Many times, the first action a purchaser at a foreclosure auction takes is to begin the process of evicting former owners or tenants, whether this action is legal or not. In many cases, although it is not legal, the new owners will pursue this anyway in their effort to take possession of the property as quickly as possible. If this happens, it is usually up to the tenants to assert their rights under the lease.
Much of the confusion rests on two related issues. The first is that tenants' rights after a foreclosure are defined under state law, and each state will treat the issue slightly differently. Another issue is that tenants are the group most forgotten about in all of the efforts and discussion to help homeowners stop foreclosure. Protecting the rights of the renter is far down the list of priorities for most politicians attempting to help homeowners save their homes.
Tenants in different situations will have different rights. State law plays a large role, as does the nature of the lease itself. For instance, a lease that was entered into before the mortgage was placed on the property will usually survive a foreclosure. The lease existed before the mortgage was entered into, while the mortgage was in default, and during the foreclosure process. A purchaser at auction will not receive a greater interest in the property than existed before the mortgage.
There are two different views on the much more common issue of a lease entered into after a mortgage is executed. The majority opinion is that a lease will survive foreclosure if the lender is on notice that the tenancy exists. The exception to this rule is if the foreclosing lender makes the tenants are party to the foreclosure lawsuit; in this case, the lease may be exterminated after the foreclosure is completed.
Another view on this issue is that the foreclosure terminates the lease whether or not the tenants are made a party to the foreclosure lawsuit. In cases of nonjudicial foreclosure through a power of sale clause, most courts have held that the foreclosure extinguishes the tenants' rights in the property under the lease agreement. This gives tenants very few rights to defend their interest in the home.

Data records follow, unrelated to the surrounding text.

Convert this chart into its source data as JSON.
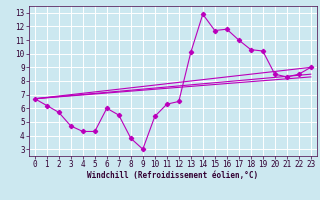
{
  "title": "",
  "xlabel": "Windchill (Refroidissement éolien,°C)",
  "ylabel": "",
  "background_color": "#cce8f0",
  "grid_color": "#ffffff",
  "line_color": "#bb00bb",
  "xlim": [
    -0.5,
    23.5
  ],
  "ylim": [
    2.5,
    13.5
  ],
  "xticks": [
    0,
    1,
    2,
    3,
    4,
    5,
    6,
    7,
    8,
    9,
    10,
    11,
    12,
    13,
    14,
    15,
    16,
    17,
    18,
    19,
    20,
    21,
    22,
    23
  ],
  "yticks": [
    3,
    4,
    5,
    6,
    7,
    8,
    9,
    10,
    11,
    12,
    13
  ],
  "main_x": [
    0,
    1,
    2,
    3,
    4,
    5,
    6,
    7,
    8,
    9,
    10,
    11,
    12,
    13,
    14,
    15,
    16,
    17,
    18,
    19,
    20,
    21,
    22,
    23
  ],
  "main_y": [
    6.7,
    6.2,
    5.7,
    4.7,
    4.3,
    4.3,
    6.0,
    5.5,
    3.8,
    3.0,
    5.4,
    6.3,
    6.5,
    10.1,
    12.9,
    11.7,
    11.8,
    11.0,
    10.3,
    10.2,
    8.5,
    8.3,
    8.5,
    9.0
  ],
  "trend_lines": [
    {
      "x0": 0,
      "y0": 6.7,
      "x1": 23,
      "y1": 9.0
    },
    {
      "x0": 0,
      "y0": 6.7,
      "x1": 23,
      "y1": 8.5
    },
    {
      "x0": 0,
      "y0": 6.7,
      "x1": 23,
      "y1": 8.3
    }
  ],
  "tick_fontsize": 5.5,
  "xlabel_fontsize": 5.5
}
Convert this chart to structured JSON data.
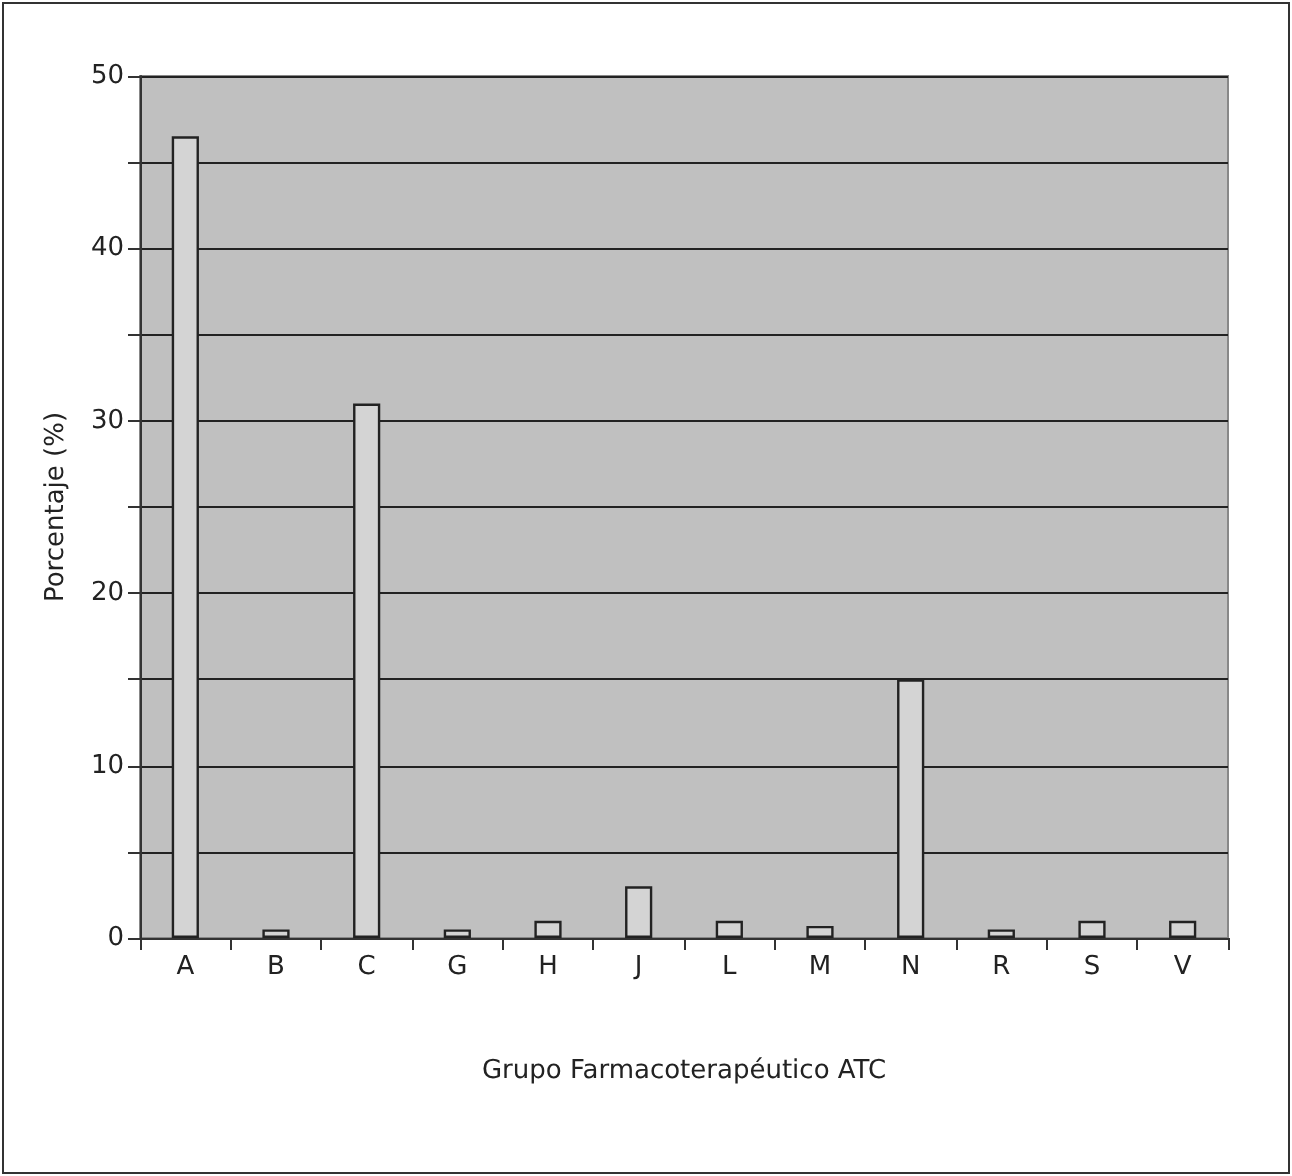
{
  "chart_data": {
    "type": "bar",
    "xlabel": "Grupo Farmacoterapéutico ATC",
    "ylabel": "Porcentaje (%)",
    "categories": [
      "A",
      "B",
      "C",
      "G",
      "H",
      "J",
      "L",
      "M",
      "N",
      "R",
      "S",
      "V"
    ],
    "values": [
      46.5,
      0.5,
      31,
      0.5,
      1,
      3,
      1,
      0.7,
      15,
      0.5,
      1,
      1
    ],
    "color": "#d4d4d4",
    "ylim": [
      0,
      50
    ],
    "yticks": [
      0,
      {
        "value": 5,
        "label": null
      },
      10,
      {
        "value": 15,
        "label": null
      },
      20,
      {
        "value": 25,
        "label": null
      },
      30,
      {
        "value": 35,
        "label": null
      },
      40,
      {
        "value": 45,
        "label": null
      },
      50
    ],
    "grid": "y"
  }
}
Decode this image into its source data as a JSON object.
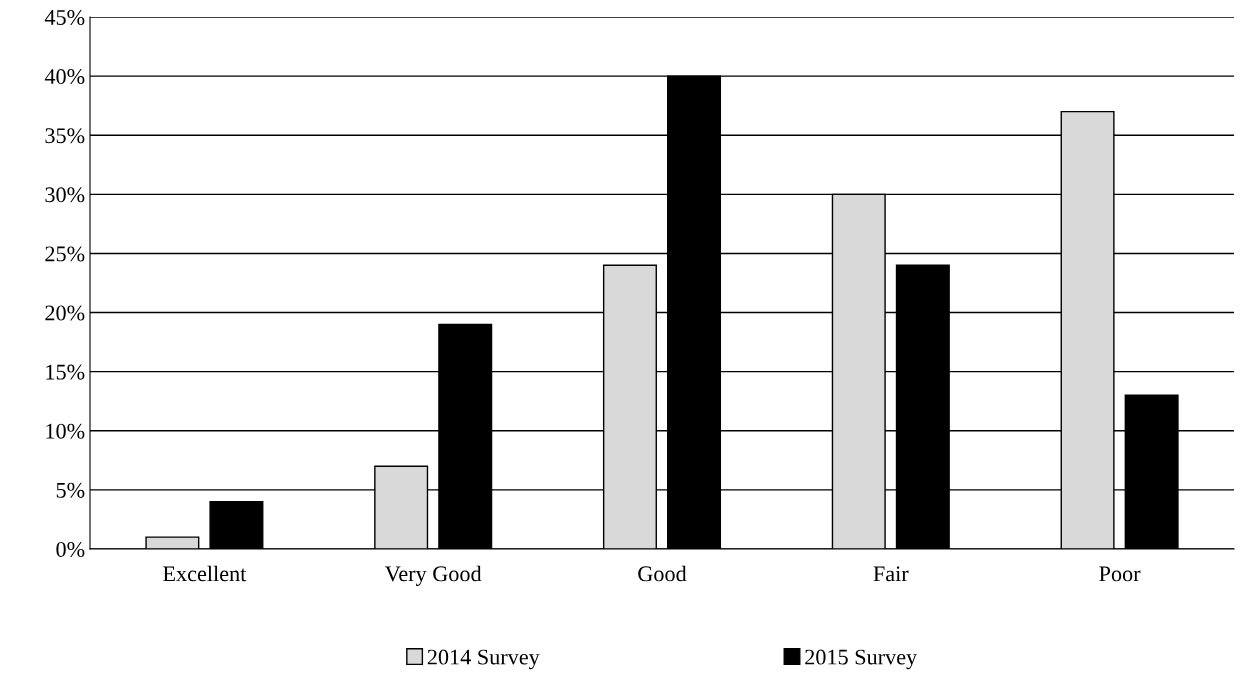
{
  "chart_data": {
    "type": "bar",
    "categories": [
      "Excellent",
      "Very Good",
      "Good",
      "Fair",
      "Poor"
    ],
    "series": [
      {
        "name": "2014 Survey",
        "color": "#d9d9d9",
        "values": [
          1,
          7,
          24,
          30,
          37
        ]
      },
      {
        "name": "2015 Survey",
        "color": "#000000",
        "values": [
          4,
          19,
          40,
          24,
          13
        ]
      }
    ],
    "ylim": [
      0,
      45
    ],
    "yticks": [
      {
        "value": 0,
        "label": "0%"
      },
      {
        "value": 5,
        "label": "5%"
      },
      {
        "value": 10,
        "label": "10%"
      },
      {
        "value": 15,
        "label": "15%"
      },
      {
        "value": 20,
        "label": "20%"
      },
      {
        "value": 25,
        "label": "25%"
      },
      {
        "value": 30,
        "label": "30%"
      },
      {
        "value": 35,
        "label": "35%"
      },
      {
        "value": 40,
        "label": "40%"
      },
      {
        "value": 45,
        "label": "45%"
      }
    ],
    "grid": "y",
    "legend": "bottom"
  }
}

One issue that homeowners, lenders, and tenants need to be aware of is that of the notice requirement mentioned above. If the lender has notice of the lease agreement, either actual or constructive, and does not include the tenants in the foreclosure proceedings, the lease will most likely survive the foreclosure auction. This makes the notice extremely important for tenants, foreclosing lenders, and purchasers at auction.
A number of different documents or actions can provide notice to the lender of the lease agreement. A recorded lease provides notice, for example. Also, if it should be apparent that tenants are living in the property, the lender may have the responsibility of investigating to determine the tenants' claims. An apartment building or property with more than one unit may also provide notice just by the nature of the building itself.
Homeowners are usually somewhat lacking in their efforts to help tenants deal with the foreclosure process. This often leaves renters on their own to figure out how to respond, and many end up not paying rent and being evicted quickly after a foreclosure auction. Unfortunately, this is often the worst possible scenario, and may not even be legal. But too few tenants know their rights after the home they are renting is foreclosed.